Fra il 1890 e il 1935 l’area ospitò i binari della tranvia del Chianti, che collegava Firenze con San Casciano in Val di Pesa e Greve in Chianti. La piazza, dedicata al grande artista rinascimentale Michelangelo, presenta le copie di alcune sue famose opere conservate a Firenze: il David e le quattro allegorie delle Cappelle Medicee di San Lorenzo. Queste copie sono realizzate in bronzo, mentre gli originali sono tutti in marmo bianco. Il monumento fu portato su da nove paia di buoi il 25 giugno 1873. Il Poggi disegnò anche la loggia in stile neoclassico che domina l’intera terrazza e che oggi ospita un ristorante panoramico. In origine avrebbe dovuto ospitare un museo di opere di Michelangelo, mai realizzato. Nel muro della balconata, posta sotto la loggia, vi è un’epigrafe a caratteri cubitali che ricorda la sua opera: Giuseppe Poggi architetto fiorentino volgetevi attorno ecco il suo monumento MCMXI.
Il panorama abbraccia il cuore di Firenze, dal Forte Belvedere a Santa Croce passando per i lungarni e i ponti di Firenze in sequenza, soprattutto il Ponte Vecchio; spiccano il Duomo, il Palazzo Vecchio, il Bargello e il campanile ottagonale della Badia Fiorentina, senza dimenticare le colline opposte a nord della città con al centro Fiesole e Settignano. Sorge a 104 metri sul livello del mare. Al Piazzale si può accedere in auto percorrendo l’alberato Viale Michelangelo, realizzato in quegli stessi anni, oppure a piedi salendo le scalinate monumentali dette Rampe del Poggi da Piazza Poggi nel quartiere di San Niccolò.
Piazzale Michelangelo con il tram
In passato il piazzale stesso rappresentò un importante snodo della rete tranviaria di Firenze, smantellata completamente entro il 1958: lo stesso era infatti attraversato fin dai primi anni del novecento dalla linea 13 che da Piazza del Duomo attraverso il Ponte alle Grazie e piazza Ferrucci si immetteva sul viale Michelangelo facendo capolinea in Via del Gelsomino, dove era presente un deposito tranviario. Nel 1927, la linea 13 divenne circolare e la si denominò 13 nero con il percorso Piazza Duomo-Piazzale Michelangelo-Porta Romana-Piazza Duomo la circolare inversa era denominata 13 rosso.
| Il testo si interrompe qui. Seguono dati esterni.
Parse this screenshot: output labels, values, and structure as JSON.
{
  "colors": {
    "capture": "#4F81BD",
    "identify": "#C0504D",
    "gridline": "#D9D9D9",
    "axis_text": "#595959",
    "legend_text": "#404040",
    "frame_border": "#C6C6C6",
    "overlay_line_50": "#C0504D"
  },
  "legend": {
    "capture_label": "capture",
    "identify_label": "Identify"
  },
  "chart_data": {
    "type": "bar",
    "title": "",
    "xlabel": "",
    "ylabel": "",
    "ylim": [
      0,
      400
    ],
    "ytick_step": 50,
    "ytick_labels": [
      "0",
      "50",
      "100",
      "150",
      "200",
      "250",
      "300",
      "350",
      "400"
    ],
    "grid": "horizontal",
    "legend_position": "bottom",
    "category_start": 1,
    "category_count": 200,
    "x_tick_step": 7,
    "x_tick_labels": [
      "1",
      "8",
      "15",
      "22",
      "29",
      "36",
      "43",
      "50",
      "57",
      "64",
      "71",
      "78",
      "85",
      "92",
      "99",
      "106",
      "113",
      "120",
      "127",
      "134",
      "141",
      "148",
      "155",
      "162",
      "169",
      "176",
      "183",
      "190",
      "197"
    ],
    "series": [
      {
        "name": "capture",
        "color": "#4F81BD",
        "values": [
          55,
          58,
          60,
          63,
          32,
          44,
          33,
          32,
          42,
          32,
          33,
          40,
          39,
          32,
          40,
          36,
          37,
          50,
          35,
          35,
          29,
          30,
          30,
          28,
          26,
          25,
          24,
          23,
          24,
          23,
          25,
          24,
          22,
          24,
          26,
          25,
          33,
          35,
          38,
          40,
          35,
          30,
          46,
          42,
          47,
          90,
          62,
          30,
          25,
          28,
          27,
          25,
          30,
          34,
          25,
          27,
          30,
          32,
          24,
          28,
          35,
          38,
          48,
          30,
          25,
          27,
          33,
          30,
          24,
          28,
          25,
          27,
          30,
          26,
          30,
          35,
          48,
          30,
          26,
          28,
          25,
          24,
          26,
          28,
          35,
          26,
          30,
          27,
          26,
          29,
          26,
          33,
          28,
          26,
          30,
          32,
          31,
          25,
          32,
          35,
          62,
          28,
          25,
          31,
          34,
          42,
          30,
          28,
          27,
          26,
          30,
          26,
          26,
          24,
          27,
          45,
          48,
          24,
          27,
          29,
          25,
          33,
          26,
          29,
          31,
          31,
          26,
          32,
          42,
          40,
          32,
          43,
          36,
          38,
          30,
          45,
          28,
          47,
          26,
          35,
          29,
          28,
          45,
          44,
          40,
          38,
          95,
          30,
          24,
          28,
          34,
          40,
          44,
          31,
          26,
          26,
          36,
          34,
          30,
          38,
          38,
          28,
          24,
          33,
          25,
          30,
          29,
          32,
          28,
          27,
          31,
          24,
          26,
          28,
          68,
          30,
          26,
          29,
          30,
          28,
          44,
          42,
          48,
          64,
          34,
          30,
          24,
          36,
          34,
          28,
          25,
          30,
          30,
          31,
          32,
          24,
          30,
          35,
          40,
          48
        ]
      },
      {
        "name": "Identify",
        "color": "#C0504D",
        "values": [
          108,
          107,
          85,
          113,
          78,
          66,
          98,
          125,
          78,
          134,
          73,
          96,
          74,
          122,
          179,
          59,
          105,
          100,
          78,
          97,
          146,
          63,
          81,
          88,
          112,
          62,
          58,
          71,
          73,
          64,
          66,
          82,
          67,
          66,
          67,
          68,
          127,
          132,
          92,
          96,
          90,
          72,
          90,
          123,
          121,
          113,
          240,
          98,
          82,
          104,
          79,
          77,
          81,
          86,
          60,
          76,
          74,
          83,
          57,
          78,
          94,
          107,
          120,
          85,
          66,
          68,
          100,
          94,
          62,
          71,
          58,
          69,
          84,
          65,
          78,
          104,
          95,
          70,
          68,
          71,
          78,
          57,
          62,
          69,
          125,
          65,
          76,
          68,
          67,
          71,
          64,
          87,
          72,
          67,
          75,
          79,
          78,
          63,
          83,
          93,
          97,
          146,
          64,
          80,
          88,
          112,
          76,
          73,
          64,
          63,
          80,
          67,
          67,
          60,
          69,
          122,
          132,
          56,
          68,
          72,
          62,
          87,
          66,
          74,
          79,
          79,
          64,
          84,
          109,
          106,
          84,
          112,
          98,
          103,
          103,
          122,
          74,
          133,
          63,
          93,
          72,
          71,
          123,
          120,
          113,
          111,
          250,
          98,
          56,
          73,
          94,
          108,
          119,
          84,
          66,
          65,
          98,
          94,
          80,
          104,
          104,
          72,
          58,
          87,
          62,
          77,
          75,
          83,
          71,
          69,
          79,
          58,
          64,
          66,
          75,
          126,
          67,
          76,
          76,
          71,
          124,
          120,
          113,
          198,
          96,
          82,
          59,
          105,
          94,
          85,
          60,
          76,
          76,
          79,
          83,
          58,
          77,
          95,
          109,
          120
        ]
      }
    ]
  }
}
Museo del Ciclismo “Gino Bartali”
La Storia del Museo del Ciclismo “Gino Bartali”
Il museo è composto da tre sale espositive vere e proprie, una sala lettura, una sala audio/video e un archivio.
La prima sala è dedicata a Gino Bartali e ai suoi cimeli, tra cui coppe vinte dal grande ciclista, una maglietta da gara e altri oggetti da lui posseduti. La seconda sala è dedicata a altri ciclisti (con le loro biografie e varie maglie), mentre la terza presenta un’interessante raccolta di biciclette d’epoca, tra cui quelle appartenute a grandi campioni come Giuseppe Olmo, Fausto Coppi, Antonio Maspes.
Nella sala audio/video vengono testimoniati vari aneddoti, raccontati spesso dalle registrazioni dei diretti interessati.